Kauai is the oldest and northernmost of the main Hawaiian Islands. Five million years of wind and rain have worked their magic, sculpting fluted sea cliffs and whittling away at the cinder cones and caldera that prove its volcanic origin. Foremost among these is Waialeale, one of the wettest spots on Earth. Its 480-inch annual rainfall feeds the mighty Wailua River, the only navigable waterway in Hawaii. The vast Alakai Swamp soaks up rain like a sponge, releasing it slowly into the watershed that gives Kauai its emerald sheen.
Kauai offers some of the best birding in the state, due in part to the absence of the mongoose. Many nene (the endangered Hawaiian state bird) reared in captivity have been successfully released here, along with an endangered forest bird called the puaiohi. The island is also home to a large colony of migratory nesting seabirds, and has two refuges protecting endangered Hawaiian water birds. Kauai's most noticeable fowl, however, is the wild chicken. A cross between jungle fowl (moa) brought by the Polynesians, and domestic chickens and fighting cocks that escaped during the last two hurricanes, they are everywhere, and the roosters crow when they feel like it, not just at dawn. Consider yourself warned.

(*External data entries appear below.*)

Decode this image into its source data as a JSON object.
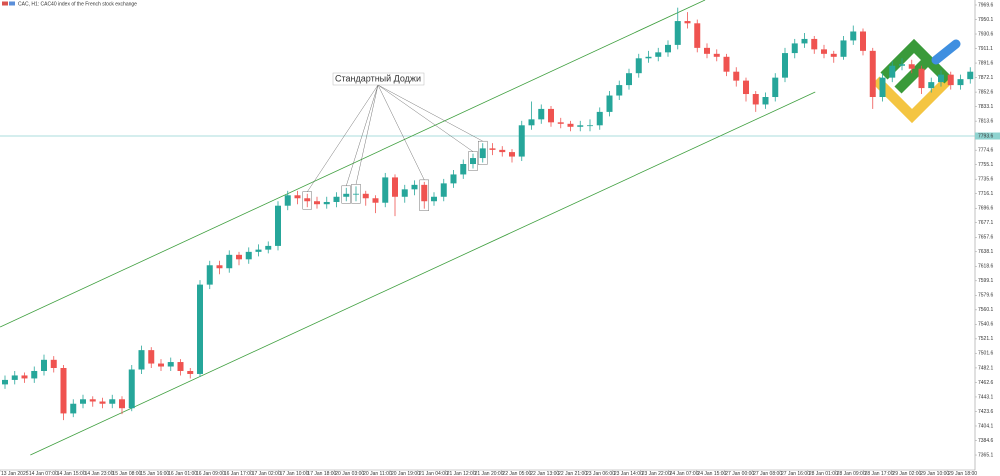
{
  "chart_data": {
    "type": "candlestick",
    "title": "CAC, H1:  CAC40 index of the French stock exchange",
    "up_color": "#26a69a",
    "down_color": "#ef5350",
    "ylim": [
      7345.0,
      7976.3
    ],
    "yticks": [
      7365.1,
      7384.6,
      7404.1,
      7423.6,
      7443.1,
      7462.6,
      7482.1,
      7501.6,
      7521.1,
      7540.6,
      7560.1,
      7579.6,
      7599.1,
      7618.6,
      7638.1,
      7657.6,
      7677.1,
      7696.6,
      7716.1,
      7735.6,
      7755.1,
      7774.6,
      7794.1,
      7813.6,
      7833.1,
      7852.6,
      7872.1,
      7891.6,
      7911.1,
      7930.6,
      7950.1,
      7969.6
    ],
    "x_labels": [
      "13 Jan 2025",
      "14 Jan 07:00",
      "14 Jan 15:00",
      "14 Jan 23:00",
      "15 Jan 08:00",
      "15 Jan 16:00",
      "16 Jan 01:00",
      "16 Jan 09:00",
      "16 Jan 17:00",
      "17 Jan 02:00",
      "17 Jan 10:00",
      "17 Jan 18:00",
      "20 Jan 03:00",
      "20 Jan 11:00",
      "20 Jan 19:00",
      "21 Jan 04:00",
      "21 Jan 12:00",
      "21 Jan 20:00",
      "22 Jan 05:00",
      "22 Jan 13:00",
      "22 Jan 21:00",
      "23 Jan 06:00",
      "23 Jan 14:00",
      "23 Jan 22:00",
      "24 Jan 07:00",
      "24 Jan 15:00",
      "27 Jan 00:00",
      "27 Jan 08:00",
      "27 Jan 16:00",
      "28 Jan 01:00",
      "28 Jan 09:00",
      "28 Jan 17:00",
      "29 Jan 02:00",
      "29 Jan 10:00",
      "29 Jan 18:00"
    ],
    "open": [
      7460,
      7466,
      7472,
      7468,
      7478,
      7493,
      7482,
      7421,
      7434,
      7440,
      7437,
      7434,
      7440,
      7428,
      7480,
      7506,
      7488,
      7484,
      7490,
      7478,
      7474,
      7594,
      7620,
      7616,
      7634,
      7628,
      7638,
      7641,
      7646,
      7700,
      7714,
      7710,
      7706,
      7702,
      7705,
      7712,
      7716,
      7716,
      7710,
      7704,
      7738,
      7712,
      7722,
      7728,
      7706,
      7712,
      7730,
      7742,
      7756,
      7764,
      7777,
      7775,
      7772,
      7766,
      7808,
      7816,
      7830,
      7812,
      7810,
      7806,
      7808,
      7808,
      7826,
      7848,
      7862,
      7878,
      7898,
      7900,
      7906,
      7916,
      7948,
      7945,
      7912,
      7904,
      7900,
      7880,
      7868,
      7850,
      7836,
      7846,
      7872,
      7905,
      7918,
      7924,
      7910,
      7904,
      7900,
      7922,
      7934,
      7908,
      7846,
      7872,
      7888,
      7890,
      7884,
      7858,
      7866,
      7876,
      7862,
      7870
    ],
    "high": [
      7472,
      7478,
      7476,
      7484,
      7500,
      7498,
      7486,
      7440,
      7446,
      7444,
      7442,
      7446,
      7444,
      7486,
      7512,
      7510,
      7494,
      7496,
      7494,
      7482,
      7600,
      7626,
      7626,
      7640,
      7638,
      7644,
      7648,
      7652,
      7706,
      7720,
      7720,
      7716,
      7712,
      7712,
      7718,
      7724,
      7726,
      7720,
      7714,
      7744,
      7742,
      7728,
      7734,
      7732,
      7718,
      7736,
      7748,
      7762,
      7770,
      7784,
      7784,
      7780,
      7776,
      7814,
      7840,
      7836,
      7834,
      7818,
      7814,
      7814,
      7816,
      7832,
      7854,
      7868,
      7884,
      7904,
      7908,
      7912,
      7922,
      7966,
      7960,
      7950,
      7918,
      7910,
      7904,
      7886,
      7872,
      7854,
      7852,
      7878,
      7912,
      7924,
      7932,
      7928,
      7916,
      7908,
      7928,
      7942,
      7938,
      7912,
      7878,
      7894,
      7898,
      7896,
      7888,
      7872,
      7882,
      7880,
      7876,
      7886
    ],
    "low": [
      7454,
      7460,
      7462,
      7462,
      7472,
      7476,
      7412,
      7416,
      7428,
      7430,
      7428,
      7428,
      7420,
      7424,
      7474,
      7482,
      7478,
      7478,
      7472,
      7468,
      7470,
      7588,
      7608,
      7610,
      7620,
      7622,
      7632,
      7636,
      7640,
      7694,
      7702,
      7698,
      7696,
      7696,
      7698,
      7706,
      7706,
      7700,
      7690,
      7698,
      7686,
      7704,
      7714,
      7696,
      7700,
      7706,
      7724,
      7736,
      7750,
      7758,
      7768,
      7766,
      7758,
      7760,
      7802,
      7810,
      7806,
      7804,
      7800,
      7800,
      7800,
      7802,
      7820,
      7842,
      7856,
      7872,
      7892,
      7894,
      7900,
      7910,
      7938,
      7906,
      7898,
      7894,
      7874,
      7860,
      7840,
      7826,
      7830,
      7840,
      7866,
      7898,
      7912,
      7904,
      7898,
      7892,
      7896,
      7916,
      7902,
      7830,
      7840,
      7866,
      7882,
      7878,
      7850,
      7852,
      7860,
      7856,
      7856,
      7864
    ],
    "close": [
      7466,
      7472,
      7468,
      7478,
      7493,
      7482,
      7421,
      7434,
      7440,
      7437,
      7434,
      7440,
      7428,
      7480,
      7506,
      7488,
      7484,
      7490,
      7478,
      7474,
      7594,
      7620,
      7616,
      7634,
      7628,
      7638,
      7641,
      7646,
      7700,
      7714,
      7710,
      7706,
      7702,
      7705,
      7712,
      7716,
      7716,
      7710,
      7704,
      7738,
      7712,
      7722,
      7728,
      7706,
      7712,
      7730,
      7742,
      7756,
      7764,
      7777,
      7775,
      7772,
      7766,
      7808,
      7816,
      7830,
      7812,
      7810,
      7806,
      7808,
      7808,
      7826,
      7848,
      7862,
      7878,
      7898,
      7900,
      7906,
      7916,
      7948,
      7945,
      7912,
      7904,
      7900,
      7880,
      7868,
      7850,
      7836,
      7846,
      7872,
      7905,
      7918,
      7924,
      7910,
      7904,
      7900,
      7922,
      7934,
      7908,
      7846,
      7872,
      7888,
      7890,
      7884,
      7858,
      7866,
      7876,
      7862,
      7870,
      7880
    ],
    "price_line": {
      "value": 7793.6,
      "color": "#8fd3d0"
    },
    "trendlines": [
      {
        "color": "#3f9f3f",
        "x": [
          -0.5,
          71.8
        ],
        "values": [
          7537.0,
          7976.3
        ]
      },
      {
        "color": "#3f9f3f",
        "x": [
          2.6,
          83.1
        ],
        "values": [
          7365.2,
          7852.7
        ]
      }
    ],
    "annotation": {
      "text": "Стандартный Доджи",
      "targets": [
        31,
        35,
        36,
        43,
        48,
        49
      ]
    }
  }
}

Kauai's residents have had a reputation for independence since ancient times. Called "the separate kingdom," Kauai alone resisted King Kameahameha's charge to unite the Hawaiian Islands. In fact, it was only by kidnapping Kauai's king, Kaumualii, and forcing him to marry Kamehmeha's widow that the Garden Isle was joined to the rest of Hawaii. That spirit lives on today as Kauai residents resist the lure of tourism dollars captivating the rest of the islands. Local building rules maintain that no structure may be taller than a coconut tree, and Kauai's capital city Lihue is still more small town than city.

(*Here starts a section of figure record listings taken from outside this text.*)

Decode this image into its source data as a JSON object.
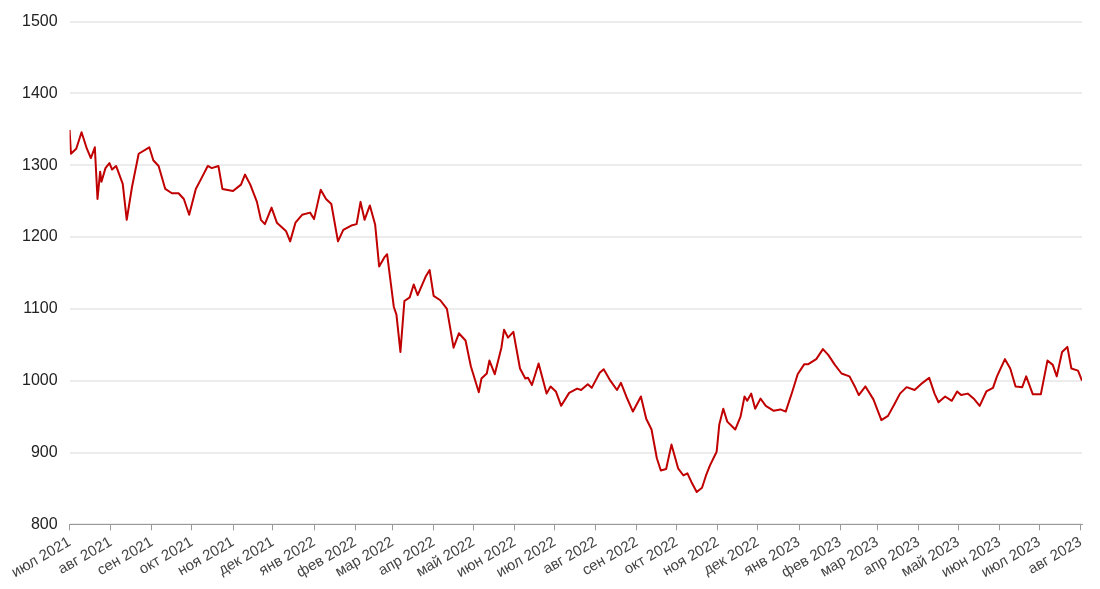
{
  "chart_data": {
    "type": "line",
    "xlim": [
      "2021-07-01",
      "2023-08-02"
    ],
    "ylim": [
      800,
      1500
    ],
    "yticks": [
      800,
      900,
      1000,
      1100,
      1200,
      1300,
      1400,
      1500
    ],
    "xticks": [
      {
        "value": "2021-07-01",
        "label": "июл 2021"
      },
      {
        "value": "2021-08-01",
        "label": "авг 2021"
      },
      {
        "value": "2021-09-01",
        "label": "сен 2021"
      },
      {
        "value": "2021-10-01",
        "label": "окт 2021"
      },
      {
        "value": "2021-11-01",
        "label": "ноя 2021"
      },
      {
        "value": "2021-12-01",
        "label": "дек 2021"
      },
      {
        "value": "2022-01-01",
        "label": "янв 2022"
      },
      {
        "value": "2022-02-01",
        "label": "фев 2022"
      },
      {
        "value": "2022-03-01",
        "label": "мар 2022"
      },
      {
        "value": "2022-04-01",
        "label": "апр 2022"
      },
      {
        "value": "2022-05-01",
        "label": "май 2022"
      },
      {
        "value": "2022-06-01",
        "label": "июн 2022"
      },
      {
        "value": "2022-07-01",
        "label": "июл 2022"
      },
      {
        "value": "2022-08-01",
        "label": "авг 2022"
      },
      {
        "value": "2022-09-01",
        "label": "сен 2022"
      },
      {
        "value": "2022-10-01",
        "label": "окт 2022"
      },
      {
        "value": "2022-11-01",
        "label": "ноя 2022"
      },
      {
        "value": "2022-12-01",
        "label": "дек 2022"
      },
      {
        "value": "2023-01-01",
        "label": "янв 2023"
      },
      {
        "value": "2023-02-01",
        "label": "фев 2023"
      },
      {
        "value": "2023-03-01",
        "label": "мар 2023"
      },
      {
        "value": "2023-04-01",
        "label": "апр 2023"
      },
      {
        "value": "2023-05-01",
        "label": "май 2023"
      },
      {
        "value": "2023-06-01",
        "label": "июн 2023"
      },
      {
        "value": "2023-07-01",
        "label": "июл 2023"
      },
      {
        "value": "2023-08-01",
        "label": "авг 2023"
      }
    ],
    "grid": "y",
    "legend": false,
    "marker": "none",
    "line_style": "solid",
    "x": [
      "2021-07-01",
      "2021-07-02",
      "2021-07-06",
      "2021-07-10",
      "2021-07-14",
      "2021-07-17",
      "2021-07-20",
      "2021-07-22",
      "2021-07-24",
      "2021-07-25",
      "2021-07-28",
      "2021-07-31",
      "2021-08-02",
      "2021-08-05",
      "2021-08-10",
      "2021-08-13",
      "2021-08-17",
      "2021-08-22",
      "2021-08-30",
      "2021-09-02",
      "2021-09-06",
      "2021-09-11",
      "2021-09-16",
      "2021-09-21",
      "2021-09-25",
      "2021-09-29",
      "2021-10-04",
      "2021-10-08",
      "2021-10-13",
      "2021-10-16",
      "2021-10-21",
      "2021-10-24",
      "2021-11-01",
      "2021-11-07",
      "2021-11-10",
      "2021-11-14",
      "2021-11-19",
      "2021-11-22",
      "2021-11-25",
      "2021-11-30",
      "2021-12-04",
      "2021-12-11",
      "2021-12-14",
      "2021-12-18",
      "2021-12-23",
      "2021-12-29",
      "2022-01-01",
      "2022-01-06",
      "2022-01-10",
      "2022-01-14",
      "2022-01-19",
      "2022-01-23",
      "2022-01-29",
      "2022-02-02",
      "2022-02-05",
      "2022-02-08",
      "2022-02-12",
      "2022-02-16",
      "2022-02-19",
      "2022-02-23",
      "2022-02-25",
      "2022-03-02",
      "2022-03-04",
      "2022-03-07",
      "2022-03-10",
      "2022-03-14",
      "2022-03-17",
      "2022-03-20",
      "2022-03-26",
      "2022-03-29",
      "2022-04-01",
      "2022-04-06",
      "2022-04-11",
      "2022-04-16",
      "2022-04-20",
      "2022-04-25",
      "2022-04-29",
      "2022-05-05",
      "2022-05-07",
      "2022-05-11",
      "2022-05-13",
      "2022-05-17",
      "2022-05-22",
      "2022-05-24",
      "2022-05-27",
      "2022-05-31",
      "2022-06-05",
      "2022-06-09",
      "2022-06-11",
      "2022-06-14",
      "2022-06-19",
      "2022-06-25",
      "2022-06-28",
      "2022-07-02",
      "2022-07-06",
      "2022-07-12",
      "2022-07-18",
      "2022-07-21",
      "2022-07-26",
      "2022-07-29",
      "2022-08-04",
      "2022-08-07",
      "2022-08-12",
      "2022-08-17",
      "2022-08-20",
      "2022-08-24",
      "2022-08-29",
      "2022-09-04",
      "2022-09-08",
      "2022-09-12",
      "2022-09-16",
      "2022-09-19",
      "2022-09-23",
      "2022-09-27",
      "2022-10-02",
      "2022-10-06",
      "2022-10-09",
      "2022-10-12",
      "2022-10-16",
      "2022-10-20",
      "2022-10-23",
      "2022-10-26",
      "2022-10-31",
      "2022-11-02",
      "2022-11-05",
      "2022-11-08",
      "2022-11-14",
      "2022-11-18",
      "2022-11-21",
      "2022-11-23",
      "2022-11-26",
      "2022-11-29",
      "2022-12-03",
      "2022-12-07",
      "2022-12-13",
      "2022-12-18",
      "2022-12-22",
      "2022-12-27",
      "2022-12-31",
      "2023-01-05",
      "2023-01-08",
      "2023-01-14",
      "2023-01-19",
      "2023-01-23",
      "2023-01-28",
      "2023-02-02",
      "2023-02-08",
      "2023-02-12",
      "2023-02-15",
      "2023-02-20",
      "2023-02-26",
      "2023-03-04",
      "2023-03-09",
      "2023-03-14",
      "2023-03-18",
      "2023-03-23",
      "2023-03-29",
      "2023-04-04",
      "2023-04-09",
      "2023-04-13",
      "2023-04-16",
      "2023-04-21",
      "2023-04-26",
      "2023-04-30",
      "2023-05-03",
      "2023-05-08",
      "2023-05-13",
      "2023-05-17",
      "2023-05-22",
      "2023-05-27",
      "2023-05-30",
      "2023-06-05",
      "2023-06-09",
      "2023-06-13",
      "2023-06-18",
      "2023-06-21",
      "2023-06-26",
      "2023-07-02",
      "2023-07-07",
      "2023-07-11",
      "2023-07-14",
      "2023-07-18",
      "2023-07-22",
      "2023-07-25",
      "2023-07-30",
      "2023-08-02"
    ],
    "series": [
      {
        "color": "#c00000",
        "values": [
          1349,
          1316,
          1323,
          1346,
          1323,
          1310,
          1325,
          1253,
          1291,
          1277,
          1296,
          1303,
          1294,
          1299,
          1274,
          1224,
          1270,
          1316,
          1325,
          1307,
          1299,
          1267,
          1261,
          1261,
          1253,
          1231,
          1267,
          1281,
          1299,
          1296,
          1299,
          1267,
          1264,
          1273,
          1287,
          1273,
          1249,
          1224,
          1218,
          1241,
          1220,
          1208,
          1194,
          1220,
          1231,
          1234,
          1225,
          1266,
          1253,
          1246,
          1194,
          1210,
          1216,
          1218,
          1249,
          1224,
          1244,
          1217,
          1159,
          1172,
          1176,
          1103,
          1092,
          1040,
          1111,
          1116,
          1134,
          1119,
          1145,
          1154,
          1118,
          1112,
          1100,
          1046,
          1066,
          1056,
          1020,
          984,
          1003,
          1010,
          1028,
          1009,
          1046,
          1071,
          1060,
          1068,
          1017,
          1003,
          1004,
          994,
          1024,
          982,
          992,
          985,
          965,
          983,
          989,
          987,
          995,
          990,
          1011,
          1016,
          1000,
          987,
          997,
          978,
          957,
          978,
          947,
          932,
          892,
          875,
          877,
          911,
          878,
          868,
          871,
          859,
          845,
          851,
          868,
          882,
          901,
          939,
          961,
          943,
          932,
          950,
          978,
          972,
          982,
          961,
          975,
          965,
          958,
          960,
          957,
          985,
          1009,
          1023,
          1023,
          1030,
          1044,
          1036,
          1022,
          1010,
          1006,
          992,
          980,
          992,
          974,
          945,
          951,
          968,
          982,
          991,
          987,
          997,
          1004,
          982,
          970,
          978,
          972,
          985,
          980,
          982,
          974,
          965,
          985,
          990,
          1006,
          1030,
          1017,
          992,
          991,
          1006,
          981,
          981,
          1028,
          1022,
          1006,
          1040,
          1047,
          1017,
          1014,
          1000
        ]
      }
    ]
  }
}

Although all of the islands have a few stories about the menehune -- magical little people who accomplished great big feats -- Kauai is believed to be their home base. The Menehune Fishpond, above Nawilwili Harbor, is a prime example of their work. The story goes that the large pond (initially 25 mi in diameter) was built in one night by thousands of menehune passing stones from hand to hand. A spy disrupted their work in the middle of the night, leaving two gaps that are still visible today (drive to the pond on Hulemalu Road, or kayak up Huleia Stream).